Autant la statuaire byzantine du vieux temps prend un caractère hiératique, autant elle est bornée dans les moyens, conventionnelle, autant la peinture se fait remarquer par une tendance dramatique, par la composition, par l’exactitude et la vivacité du geste[1]. Ces mêmes qualités se retrouvent à un haut degré dans les bas-reliefs que nous venons de signaler. De plus, dans ces bas-reliefs, les draperies sont traitées comme dans les peintures grecques, et non comme elles le sont sur les monuments byzantins sculptés. La composition des bas-reliefs de Vézelay, par la manière dont les personnages sont groupés, rappelle également les compositions des peintures grecques ; on y remarque plusieurs plans, des agencements de lignes, un mouvement dramatique très-prononcé. Mais par cela même que les clunisiens transposaient d’un art dans l’autre, tout en laissant voir la source d’où sortait la statuaire, ils étaient obligés de recourir, pour une foule de détails, à l’imitation des objets qui les entouraient. Aussi l’architecture, les meubles, les instruments, sont français, les habits mêmes, sauf ceux de certains personnages sacrés, qui sont évidemment copiés sur les peintures grecques, sont les habits portés en Occident, mais ils sont byzantinisés (qu’on nous pardonne le barbarisme) par la manière dont ils sont rendus dans les détails. Quant aux têtes, et cela est digne de fixer l’attention des archéologues et des artistes, elles ne rappellent nullement les types admis par les peintres grecs.
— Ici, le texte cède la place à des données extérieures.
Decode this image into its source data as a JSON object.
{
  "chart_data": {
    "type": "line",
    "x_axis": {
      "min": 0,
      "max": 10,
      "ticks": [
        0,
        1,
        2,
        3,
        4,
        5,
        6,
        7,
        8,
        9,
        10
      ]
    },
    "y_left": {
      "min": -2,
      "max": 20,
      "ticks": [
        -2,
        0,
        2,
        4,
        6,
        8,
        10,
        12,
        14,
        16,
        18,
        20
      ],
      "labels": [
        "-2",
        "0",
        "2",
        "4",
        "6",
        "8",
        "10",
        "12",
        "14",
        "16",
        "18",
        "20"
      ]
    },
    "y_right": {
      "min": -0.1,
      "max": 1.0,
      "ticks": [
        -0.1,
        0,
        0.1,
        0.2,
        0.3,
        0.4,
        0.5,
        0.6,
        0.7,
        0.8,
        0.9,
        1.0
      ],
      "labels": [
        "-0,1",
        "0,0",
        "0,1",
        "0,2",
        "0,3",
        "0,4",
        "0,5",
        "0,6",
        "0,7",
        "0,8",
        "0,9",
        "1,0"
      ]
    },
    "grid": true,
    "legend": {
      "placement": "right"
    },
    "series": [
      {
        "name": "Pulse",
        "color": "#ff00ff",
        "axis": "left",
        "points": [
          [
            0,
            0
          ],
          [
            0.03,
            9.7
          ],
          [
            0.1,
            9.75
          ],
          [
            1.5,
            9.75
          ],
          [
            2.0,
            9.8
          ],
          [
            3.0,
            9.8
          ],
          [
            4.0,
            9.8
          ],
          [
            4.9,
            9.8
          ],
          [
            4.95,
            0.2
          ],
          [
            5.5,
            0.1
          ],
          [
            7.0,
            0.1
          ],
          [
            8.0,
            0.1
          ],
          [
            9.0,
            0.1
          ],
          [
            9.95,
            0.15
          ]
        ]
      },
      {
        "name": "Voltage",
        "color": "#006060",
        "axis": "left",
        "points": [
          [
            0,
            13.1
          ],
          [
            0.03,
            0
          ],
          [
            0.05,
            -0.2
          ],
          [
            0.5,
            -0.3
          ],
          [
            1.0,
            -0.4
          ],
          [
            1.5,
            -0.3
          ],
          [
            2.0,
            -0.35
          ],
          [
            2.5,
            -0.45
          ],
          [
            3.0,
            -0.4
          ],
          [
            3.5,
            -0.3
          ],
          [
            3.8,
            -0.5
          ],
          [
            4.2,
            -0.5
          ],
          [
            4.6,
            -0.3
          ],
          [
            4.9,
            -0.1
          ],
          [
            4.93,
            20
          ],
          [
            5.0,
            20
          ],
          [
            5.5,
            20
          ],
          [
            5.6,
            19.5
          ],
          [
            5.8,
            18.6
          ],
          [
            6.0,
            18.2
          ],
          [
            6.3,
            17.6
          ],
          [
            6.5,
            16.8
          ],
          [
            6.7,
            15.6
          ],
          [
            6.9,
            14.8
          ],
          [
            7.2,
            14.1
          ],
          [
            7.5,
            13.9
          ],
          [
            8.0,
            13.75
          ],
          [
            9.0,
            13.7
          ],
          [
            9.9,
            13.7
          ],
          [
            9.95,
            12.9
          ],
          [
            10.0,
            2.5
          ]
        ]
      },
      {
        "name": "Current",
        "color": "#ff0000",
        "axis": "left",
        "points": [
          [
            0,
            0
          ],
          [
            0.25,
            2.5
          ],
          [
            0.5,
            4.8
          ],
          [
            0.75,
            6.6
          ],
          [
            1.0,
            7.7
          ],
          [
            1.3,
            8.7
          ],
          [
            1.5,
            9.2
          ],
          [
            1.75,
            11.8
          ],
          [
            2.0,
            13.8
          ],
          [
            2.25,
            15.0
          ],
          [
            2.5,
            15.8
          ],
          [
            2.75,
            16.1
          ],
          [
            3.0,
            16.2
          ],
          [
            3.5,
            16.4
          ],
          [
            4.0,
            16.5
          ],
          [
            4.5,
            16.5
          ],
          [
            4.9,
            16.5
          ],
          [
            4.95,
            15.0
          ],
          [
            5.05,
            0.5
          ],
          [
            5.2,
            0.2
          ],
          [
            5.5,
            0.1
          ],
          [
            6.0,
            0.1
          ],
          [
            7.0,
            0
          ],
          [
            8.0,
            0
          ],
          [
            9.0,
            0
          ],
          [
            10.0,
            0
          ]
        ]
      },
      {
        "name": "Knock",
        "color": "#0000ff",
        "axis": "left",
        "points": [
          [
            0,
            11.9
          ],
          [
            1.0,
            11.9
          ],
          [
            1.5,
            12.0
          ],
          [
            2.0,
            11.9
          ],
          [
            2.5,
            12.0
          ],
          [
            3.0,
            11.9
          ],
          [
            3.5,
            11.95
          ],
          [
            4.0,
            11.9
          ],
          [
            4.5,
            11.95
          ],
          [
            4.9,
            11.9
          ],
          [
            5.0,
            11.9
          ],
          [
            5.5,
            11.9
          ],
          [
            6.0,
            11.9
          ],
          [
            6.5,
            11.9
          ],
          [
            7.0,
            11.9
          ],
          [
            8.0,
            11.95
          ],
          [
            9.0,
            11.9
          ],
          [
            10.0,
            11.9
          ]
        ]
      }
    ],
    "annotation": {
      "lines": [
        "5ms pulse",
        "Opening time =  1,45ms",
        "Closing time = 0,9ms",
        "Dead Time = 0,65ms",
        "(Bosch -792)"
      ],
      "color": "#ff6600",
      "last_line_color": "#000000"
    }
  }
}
Les sculpteurs occidentaux ont copié, aussi bien qu’ils ont pu le faire, les types qu’ils voyaient, et cela souvent avec une délicatesse d’observation et une ampleur très-remarquables.
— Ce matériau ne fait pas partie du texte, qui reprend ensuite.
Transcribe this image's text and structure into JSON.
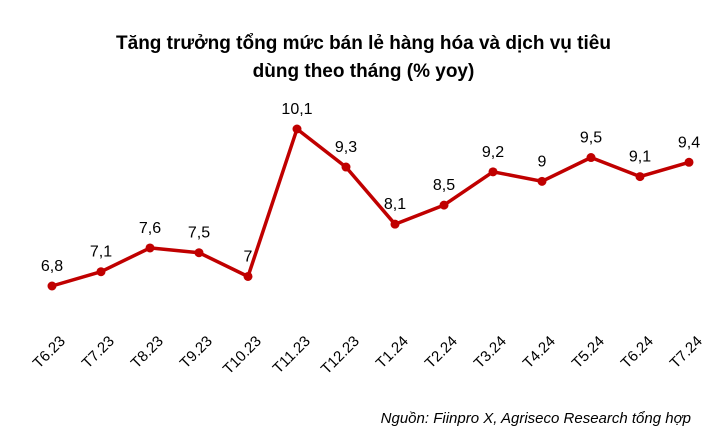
{
  "title_line1": "Tăng trưởng tổng mức bán lẻ hàng hóa và dịch vụ tiêu",
  "title_line2": "dùng theo tháng (% yoy)",
  "source": "Nguồn: Fiinpro X, Agriseco Research tổng hợp",
  "chart_data": {
    "type": "line",
    "title": "Tăng trưởng tổng mức bán lẻ hàng hóa và dịch vụ tiêu dùng theo tháng (% yoy)",
    "categories": [
      "T6.23",
      "T7.23",
      "T8.23",
      "T9.23",
      "T10.23",
      "T11.23",
      "T12.23",
      "T1.24",
      "T2.24",
      "T3.24",
      "T4.24",
      "T5.24",
      "T6.24",
      "T7.24"
    ],
    "series": [
      {
        "values": [
          6.8,
          7.1,
          7.6,
          7.5,
          7,
          10.1,
          9.3,
          8.1,
          8.5,
          9.2,
          9,
          9.5,
          9.1,
          9.4
        ],
        "labels": [
          "6,8",
          "7,1",
          "7,6",
          "7,5",
          "7",
          "10,1",
          "9,3",
          "8,1",
          "8,5",
          "9,2",
          "9",
          "9,5",
          "9,1",
          "9,4"
        ]
      }
    ],
    "xlabel": "",
    "ylabel": "",
    "grid": false,
    "legend": "none",
    "line_color": "#C00000"
  }
}
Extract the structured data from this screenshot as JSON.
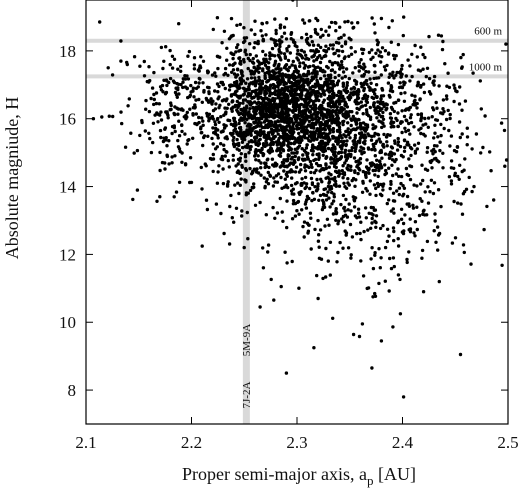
{
  "chart_data": {
    "type": "scatter",
    "xlabel": "Proper semi-major axis, a",
    "xlabel_sub": "p",
    "xlabel_unit": " [AU]",
    "ylabel": "Absolute magniude, H",
    "xlim": [
      2.1,
      2.5
    ],
    "ylim": [
      7.0,
      19.5
    ],
    "xticks": [
      "2.1",
      "2.2",
      "2.3",
      "2.4",
      "2.5"
    ],
    "yticks": [
      "8",
      "10",
      "12",
      "14",
      "16",
      "18"
    ],
    "grid": false,
    "legend": "none",
    "marker_color": "#000000",
    "reference_line_color": "#d9d9d9",
    "horizontal_lines": [
      {
        "y": 18.3,
        "label": "600 m"
      },
      {
        "y": 17.25,
        "label": "1000 m"
      }
    ],
    "vertical_line": {
      "x": 2.252,
      "labels": [
        "7J-2A",
        "5M-9A"
      ]
    },
    "scatter_regions": [
      {
        "x_center": 2.315,
        "x_sd": 0.055,
        "y_center": 15.9,
        "y_sd": 1.25,
        "count": 2300
      },
      {
        "x_center": 2.28,
        "x_sd": 0.025,
        "y_center": 16.6,
        "y_sd": 0.8,
        "count": 700
      },
      {
        "x_center": 2.19,
        "x_sd": 0.028,
        "y_center": 16.5,
        "y_sd": 0.9,
        "count": 170
      },
      {
        "x_center": 2.36,
        "x_sd": 0.04,
        "y_center": 12.9,
        "y_sd": 1.1,
        "count": 220
      },
      {
        "x_center": 2.43,
        "x_sd": 0.03,
        "y_center": 15.2,
        "y_sd": 1.4,
        "count": 150
      }
    ],
    "points": [
      {
        "x": 2.113,
        "y": 18.85
      },
      {
        "x": 2.107,
        "y": 16.0
      },
      {
        "x": 2.121,
        "y": 17.5
      },
      {
        "x": 2.115,
        "y": 16.05
      },
      {
        "x": 2.17,
        "y": 13.7
      },
      {
        "x": 2.162,
        "y": 15.0
      },
      {
        "x": 2.265,
        "y": 10.45
      },
      {
        "x": 2.285,
        "y": 11.05
      },
      {
        "x": 2.29,
        "y": 8.5
      },
      {
        "x": 2.316,
        "y": 9.25
      },
      {
        "x": 2.32,
        "y": 10.7
      },
      {
        "x": 2.362,
        "y": 9.95
      },
      {
        "x": 2.371,
        "y": 8.65
      },
      {
        "x": 2.38,
        "y": 9.45
      },
      {
        "x": 2.398,
        "y": 10.25
      },
      {
        "x": 2.401,
        "y": 7.8
      },
      {
        "x": 2.455,
        "y": 9.05
      },
      {
        "x": 2.372,
        "y": 10.75
      },
      {
        "x": 2.497,
        "y": 14.6
      },
      {
        "x": 2.498,
        "y": 18.2
      },
      {
        "x": 2.296,
        "y": 19.5
      },
      {
        "x": 2.29,
        "y": 18.95
      },
      {
        "x": 2.42,
        "y": 10.9
      },
      {
        "x": 2.466,
        "y": 13.85
      },
      {
        "x": 2.47,
        "y": 15.55
      },
      {
        "x": 2.25,
        "y": 12.2
      },
      {
        "x": 2.24,
        "y": 12.95
      }
    ]
  }
}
Nous avons souvent entendu discuter ce point, de savoir si ces bas-

  1. Il ne faut pas prendre ici la peinture grecque telle, par exemple, que les moines du mont Athos l’ont faite depuis le XIIIe siècle et la font encore aujourd’hui. C’est là un art tout de recettes, figé ; les peintures des manuscrits des VIIIe, IXe et Xe siècles ont un caractère plus libre et une tout autre valeur. Nous en dirons autant des peintures grecques recueillies par M. Paul Durand.